In our hospital, owing to the operation of the equipment, there is often a time interval between the last imaging and measurement in imaging Room 3, during which the cathode cools and the EI becomes low. In such cases, the cathode was aged and re-measured.

In addition, a gradual decrease in the output power after output adjustment was observed for approximately 1 year after the equipment was updated. In Figure 3, taking the case of Room 1 as an example, the output gradually decreased from the beginning of the measurement and stabilized after the output adjustment on June 27, 2021; however, it continued to decrease gradually after the X-ray tube was replaced with a new one on April 27, 2022, and November 25, 2022 and stabilized after the output adjustment on December 8, 2023, one year after the X-ray tube was replaced. The X-ray tube filaments gradually deteriorate when they are first used after being replaced with new filaments. ⁷ It is known that these degradations stabilize after 6 months to 1 year, depending on the frequency of use and other conditions, which is thought to be the reason for the phenomenon observed in this study. We believe that the stabilization observed after output adjustment was due to the settling of the filament degradation. Therefore, it is desirable to carefully observe the output for approximately 1 year until it stabilizes when the equipment is newly installed or when the X-ray tube is replaced with a new one.

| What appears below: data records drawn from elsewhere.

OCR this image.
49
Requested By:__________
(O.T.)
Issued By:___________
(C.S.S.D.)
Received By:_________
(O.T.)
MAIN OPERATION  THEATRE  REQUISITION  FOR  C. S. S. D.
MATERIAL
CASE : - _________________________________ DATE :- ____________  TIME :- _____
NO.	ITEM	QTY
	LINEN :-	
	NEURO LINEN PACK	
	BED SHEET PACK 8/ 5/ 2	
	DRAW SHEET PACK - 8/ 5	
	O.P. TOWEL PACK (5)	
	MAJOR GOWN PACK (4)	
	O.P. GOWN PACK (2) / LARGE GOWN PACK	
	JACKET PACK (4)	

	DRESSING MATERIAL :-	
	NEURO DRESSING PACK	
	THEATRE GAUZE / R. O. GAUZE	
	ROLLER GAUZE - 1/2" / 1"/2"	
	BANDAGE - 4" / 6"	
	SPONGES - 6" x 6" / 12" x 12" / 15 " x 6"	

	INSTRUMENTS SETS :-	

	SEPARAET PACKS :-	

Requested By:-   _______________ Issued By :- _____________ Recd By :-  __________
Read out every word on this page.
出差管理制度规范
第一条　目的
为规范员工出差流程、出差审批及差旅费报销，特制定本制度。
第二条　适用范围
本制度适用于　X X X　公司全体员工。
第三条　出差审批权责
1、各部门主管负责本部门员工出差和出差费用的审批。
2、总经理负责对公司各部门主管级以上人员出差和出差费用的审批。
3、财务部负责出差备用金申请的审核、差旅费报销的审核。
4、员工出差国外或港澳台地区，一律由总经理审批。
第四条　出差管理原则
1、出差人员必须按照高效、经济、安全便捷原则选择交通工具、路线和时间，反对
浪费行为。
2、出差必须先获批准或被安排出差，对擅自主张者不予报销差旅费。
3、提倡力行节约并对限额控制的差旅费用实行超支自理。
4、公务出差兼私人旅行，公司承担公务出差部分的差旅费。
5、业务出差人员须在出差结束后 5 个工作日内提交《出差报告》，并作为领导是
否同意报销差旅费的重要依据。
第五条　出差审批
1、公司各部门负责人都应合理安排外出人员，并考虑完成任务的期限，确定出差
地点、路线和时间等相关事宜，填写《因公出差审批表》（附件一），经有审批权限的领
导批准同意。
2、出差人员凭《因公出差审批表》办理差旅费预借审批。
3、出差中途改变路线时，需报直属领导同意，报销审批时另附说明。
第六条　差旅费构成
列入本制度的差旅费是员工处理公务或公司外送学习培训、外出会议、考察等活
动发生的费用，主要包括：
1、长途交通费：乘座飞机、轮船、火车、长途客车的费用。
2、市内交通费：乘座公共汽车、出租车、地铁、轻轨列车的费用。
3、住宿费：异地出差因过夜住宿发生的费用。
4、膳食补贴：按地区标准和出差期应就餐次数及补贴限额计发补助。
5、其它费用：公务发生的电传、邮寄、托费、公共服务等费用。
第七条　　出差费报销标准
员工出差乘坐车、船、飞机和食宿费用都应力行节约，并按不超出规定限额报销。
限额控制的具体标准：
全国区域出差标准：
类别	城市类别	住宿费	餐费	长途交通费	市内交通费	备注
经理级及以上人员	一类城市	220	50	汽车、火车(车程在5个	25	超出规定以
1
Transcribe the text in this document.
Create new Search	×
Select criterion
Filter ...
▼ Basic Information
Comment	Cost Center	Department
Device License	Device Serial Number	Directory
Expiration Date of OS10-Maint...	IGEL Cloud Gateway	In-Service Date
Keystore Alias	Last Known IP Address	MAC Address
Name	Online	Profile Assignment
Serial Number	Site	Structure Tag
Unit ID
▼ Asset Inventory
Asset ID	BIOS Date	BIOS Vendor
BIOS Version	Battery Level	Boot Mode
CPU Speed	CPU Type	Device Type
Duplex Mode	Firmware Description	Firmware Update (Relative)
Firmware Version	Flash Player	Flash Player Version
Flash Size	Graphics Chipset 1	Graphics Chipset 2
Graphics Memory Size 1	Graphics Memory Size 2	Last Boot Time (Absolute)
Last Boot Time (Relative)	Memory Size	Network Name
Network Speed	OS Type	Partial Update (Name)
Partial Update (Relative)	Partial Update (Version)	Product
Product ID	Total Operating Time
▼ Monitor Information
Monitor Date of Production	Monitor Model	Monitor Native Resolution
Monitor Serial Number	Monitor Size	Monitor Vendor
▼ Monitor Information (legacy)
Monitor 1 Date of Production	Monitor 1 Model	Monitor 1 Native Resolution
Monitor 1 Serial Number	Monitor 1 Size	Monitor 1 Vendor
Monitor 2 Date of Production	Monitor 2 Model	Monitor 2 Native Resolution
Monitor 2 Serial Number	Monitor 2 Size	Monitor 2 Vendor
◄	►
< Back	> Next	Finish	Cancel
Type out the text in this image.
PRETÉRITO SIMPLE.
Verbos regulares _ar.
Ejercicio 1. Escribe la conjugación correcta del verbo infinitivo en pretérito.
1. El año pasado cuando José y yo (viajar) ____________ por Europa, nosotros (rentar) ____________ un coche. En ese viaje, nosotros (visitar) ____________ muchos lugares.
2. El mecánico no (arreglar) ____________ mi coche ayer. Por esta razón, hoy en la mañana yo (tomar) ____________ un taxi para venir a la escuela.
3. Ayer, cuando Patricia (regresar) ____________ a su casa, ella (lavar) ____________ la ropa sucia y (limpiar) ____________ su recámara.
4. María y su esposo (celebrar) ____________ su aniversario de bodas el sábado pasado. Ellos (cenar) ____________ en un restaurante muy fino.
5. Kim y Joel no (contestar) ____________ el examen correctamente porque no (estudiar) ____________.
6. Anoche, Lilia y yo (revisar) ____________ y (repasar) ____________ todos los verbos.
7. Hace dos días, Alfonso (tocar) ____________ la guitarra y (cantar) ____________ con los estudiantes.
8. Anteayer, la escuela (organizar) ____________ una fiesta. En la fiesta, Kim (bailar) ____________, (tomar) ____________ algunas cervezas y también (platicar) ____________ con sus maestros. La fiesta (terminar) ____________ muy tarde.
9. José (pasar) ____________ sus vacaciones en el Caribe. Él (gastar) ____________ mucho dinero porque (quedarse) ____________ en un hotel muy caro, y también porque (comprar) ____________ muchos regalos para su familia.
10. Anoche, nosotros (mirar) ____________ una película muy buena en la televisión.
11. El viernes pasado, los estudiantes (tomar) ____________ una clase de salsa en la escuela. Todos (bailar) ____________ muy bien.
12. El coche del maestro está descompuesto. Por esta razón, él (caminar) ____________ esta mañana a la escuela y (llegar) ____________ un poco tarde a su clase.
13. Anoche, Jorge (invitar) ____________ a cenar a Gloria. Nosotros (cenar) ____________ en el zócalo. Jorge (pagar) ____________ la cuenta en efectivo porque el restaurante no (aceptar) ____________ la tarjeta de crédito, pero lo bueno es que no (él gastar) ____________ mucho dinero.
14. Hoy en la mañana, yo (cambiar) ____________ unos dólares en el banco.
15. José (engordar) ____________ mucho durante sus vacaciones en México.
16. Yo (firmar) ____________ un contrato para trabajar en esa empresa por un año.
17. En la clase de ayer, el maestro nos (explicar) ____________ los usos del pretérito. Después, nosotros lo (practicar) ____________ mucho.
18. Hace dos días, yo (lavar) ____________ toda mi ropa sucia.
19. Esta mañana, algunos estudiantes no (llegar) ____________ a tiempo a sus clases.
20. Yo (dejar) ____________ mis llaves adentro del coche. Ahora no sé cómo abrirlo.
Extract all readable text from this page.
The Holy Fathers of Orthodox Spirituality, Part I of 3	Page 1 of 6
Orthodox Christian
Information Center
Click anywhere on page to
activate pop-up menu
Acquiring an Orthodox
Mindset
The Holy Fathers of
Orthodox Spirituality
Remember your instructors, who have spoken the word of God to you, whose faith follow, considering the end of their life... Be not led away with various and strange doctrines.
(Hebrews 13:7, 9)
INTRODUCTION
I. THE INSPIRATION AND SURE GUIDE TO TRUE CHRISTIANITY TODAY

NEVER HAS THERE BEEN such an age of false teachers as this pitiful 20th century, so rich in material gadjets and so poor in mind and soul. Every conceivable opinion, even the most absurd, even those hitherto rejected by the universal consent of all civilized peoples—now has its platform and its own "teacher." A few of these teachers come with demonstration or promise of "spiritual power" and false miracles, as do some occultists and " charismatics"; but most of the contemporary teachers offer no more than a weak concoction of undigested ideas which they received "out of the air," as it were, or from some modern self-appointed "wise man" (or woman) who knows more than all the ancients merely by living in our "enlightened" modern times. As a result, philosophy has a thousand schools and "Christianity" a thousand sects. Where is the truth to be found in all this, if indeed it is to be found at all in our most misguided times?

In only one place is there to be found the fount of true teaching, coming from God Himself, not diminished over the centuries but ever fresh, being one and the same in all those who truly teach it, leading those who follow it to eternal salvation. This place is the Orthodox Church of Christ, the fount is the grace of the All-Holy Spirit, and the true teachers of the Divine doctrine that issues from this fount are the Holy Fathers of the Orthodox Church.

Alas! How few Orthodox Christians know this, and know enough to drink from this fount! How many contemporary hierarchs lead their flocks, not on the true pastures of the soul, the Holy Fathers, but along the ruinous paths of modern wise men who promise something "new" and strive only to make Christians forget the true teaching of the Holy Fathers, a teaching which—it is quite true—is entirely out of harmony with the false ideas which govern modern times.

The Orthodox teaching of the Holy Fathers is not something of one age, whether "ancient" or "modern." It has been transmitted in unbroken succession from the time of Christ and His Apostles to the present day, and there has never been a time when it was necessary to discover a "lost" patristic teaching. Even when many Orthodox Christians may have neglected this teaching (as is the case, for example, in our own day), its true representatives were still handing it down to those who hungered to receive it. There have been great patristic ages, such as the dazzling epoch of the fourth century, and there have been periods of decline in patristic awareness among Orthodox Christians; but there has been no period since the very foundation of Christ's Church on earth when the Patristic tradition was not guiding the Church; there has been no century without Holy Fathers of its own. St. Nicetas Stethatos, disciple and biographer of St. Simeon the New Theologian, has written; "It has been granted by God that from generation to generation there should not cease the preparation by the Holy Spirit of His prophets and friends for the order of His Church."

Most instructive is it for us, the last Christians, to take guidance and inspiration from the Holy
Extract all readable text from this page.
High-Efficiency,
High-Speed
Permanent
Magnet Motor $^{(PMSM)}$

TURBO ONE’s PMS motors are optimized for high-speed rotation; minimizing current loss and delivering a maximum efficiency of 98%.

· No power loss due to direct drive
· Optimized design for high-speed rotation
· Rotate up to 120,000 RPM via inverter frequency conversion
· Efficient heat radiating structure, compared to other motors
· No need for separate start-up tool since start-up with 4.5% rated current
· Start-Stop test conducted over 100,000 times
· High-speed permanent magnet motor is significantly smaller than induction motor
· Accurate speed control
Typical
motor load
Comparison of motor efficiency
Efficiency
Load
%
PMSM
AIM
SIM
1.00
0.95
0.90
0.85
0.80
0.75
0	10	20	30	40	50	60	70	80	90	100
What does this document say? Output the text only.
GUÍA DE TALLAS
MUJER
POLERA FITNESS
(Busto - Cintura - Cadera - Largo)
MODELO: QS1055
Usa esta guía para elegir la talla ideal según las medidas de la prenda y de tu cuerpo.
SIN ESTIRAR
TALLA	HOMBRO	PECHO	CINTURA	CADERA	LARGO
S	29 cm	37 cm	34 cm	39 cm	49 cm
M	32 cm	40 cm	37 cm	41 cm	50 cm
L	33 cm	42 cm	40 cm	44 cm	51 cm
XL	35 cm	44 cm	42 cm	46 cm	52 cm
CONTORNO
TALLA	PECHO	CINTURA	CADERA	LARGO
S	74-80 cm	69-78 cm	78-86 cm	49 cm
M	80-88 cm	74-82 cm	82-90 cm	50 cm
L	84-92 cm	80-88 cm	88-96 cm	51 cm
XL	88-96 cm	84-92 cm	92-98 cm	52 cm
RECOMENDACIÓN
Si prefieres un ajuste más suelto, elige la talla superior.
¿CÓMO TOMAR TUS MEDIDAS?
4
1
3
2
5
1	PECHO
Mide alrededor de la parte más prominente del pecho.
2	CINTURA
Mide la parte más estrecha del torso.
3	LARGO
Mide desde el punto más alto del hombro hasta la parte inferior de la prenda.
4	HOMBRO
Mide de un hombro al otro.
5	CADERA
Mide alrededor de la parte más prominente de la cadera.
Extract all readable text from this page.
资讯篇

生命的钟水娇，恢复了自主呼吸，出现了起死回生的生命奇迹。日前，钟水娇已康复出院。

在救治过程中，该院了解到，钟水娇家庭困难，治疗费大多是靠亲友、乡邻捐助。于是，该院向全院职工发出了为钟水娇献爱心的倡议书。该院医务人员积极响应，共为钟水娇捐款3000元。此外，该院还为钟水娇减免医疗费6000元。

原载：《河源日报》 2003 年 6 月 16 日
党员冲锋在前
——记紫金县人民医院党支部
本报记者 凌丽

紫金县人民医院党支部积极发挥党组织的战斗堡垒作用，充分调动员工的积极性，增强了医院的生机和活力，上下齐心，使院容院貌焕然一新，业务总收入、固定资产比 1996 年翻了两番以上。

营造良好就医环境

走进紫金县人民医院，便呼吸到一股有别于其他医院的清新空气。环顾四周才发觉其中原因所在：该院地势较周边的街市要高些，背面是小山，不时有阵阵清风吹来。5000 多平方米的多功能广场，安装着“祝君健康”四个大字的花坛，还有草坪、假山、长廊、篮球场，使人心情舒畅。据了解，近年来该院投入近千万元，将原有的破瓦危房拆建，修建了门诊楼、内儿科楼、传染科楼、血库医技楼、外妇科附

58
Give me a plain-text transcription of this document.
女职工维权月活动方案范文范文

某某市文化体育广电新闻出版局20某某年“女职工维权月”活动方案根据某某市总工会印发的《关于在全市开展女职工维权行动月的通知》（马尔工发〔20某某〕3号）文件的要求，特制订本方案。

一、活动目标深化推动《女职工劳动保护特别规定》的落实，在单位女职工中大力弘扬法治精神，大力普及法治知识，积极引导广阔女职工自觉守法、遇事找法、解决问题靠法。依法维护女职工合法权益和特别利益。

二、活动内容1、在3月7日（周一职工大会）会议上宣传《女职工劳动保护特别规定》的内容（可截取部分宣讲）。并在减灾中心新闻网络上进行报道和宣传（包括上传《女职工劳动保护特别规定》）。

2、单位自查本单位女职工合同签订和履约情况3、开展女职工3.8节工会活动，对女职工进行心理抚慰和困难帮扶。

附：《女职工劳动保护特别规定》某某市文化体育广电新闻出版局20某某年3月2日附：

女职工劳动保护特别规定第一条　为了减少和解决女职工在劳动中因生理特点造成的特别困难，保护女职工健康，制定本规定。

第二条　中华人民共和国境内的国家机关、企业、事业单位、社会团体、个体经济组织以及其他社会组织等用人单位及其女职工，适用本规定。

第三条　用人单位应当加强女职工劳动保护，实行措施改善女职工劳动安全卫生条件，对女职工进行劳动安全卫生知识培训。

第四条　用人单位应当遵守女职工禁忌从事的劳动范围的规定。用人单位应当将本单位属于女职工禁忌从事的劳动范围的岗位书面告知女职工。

One limitation of this study is that only follow-up observations were made using the same equipment. The uncertainty (error) of g (V_cal) is specified to be less than 20% using Equation (4) and following the measurement method in Section 2-3, ¹¹ and the calibration of EI has a tolerance specified by the equipment manufacturer, so the same EI value is not obtainable for all detectors even if they are exposed to the same exposure dose. Therefore, although it is suitable for monitoring the progress of the same device, it is impossible to compare the large and small doses achieved using other devices. In addition, it should be noted that when starting the management of an existing device, it is impossible to know that the output has decreased at the start of the management.

Conclusion

The routine inspection method for X-ray output management using the EI in general radiography systems was found to be a simple, quick, and effective method to ensure the stability of the X-ray output without burdening the user. This method can be widely adopted in clinical settings, contributing to the consistent production of high-quality medical images and the safe use of X-ray equipment.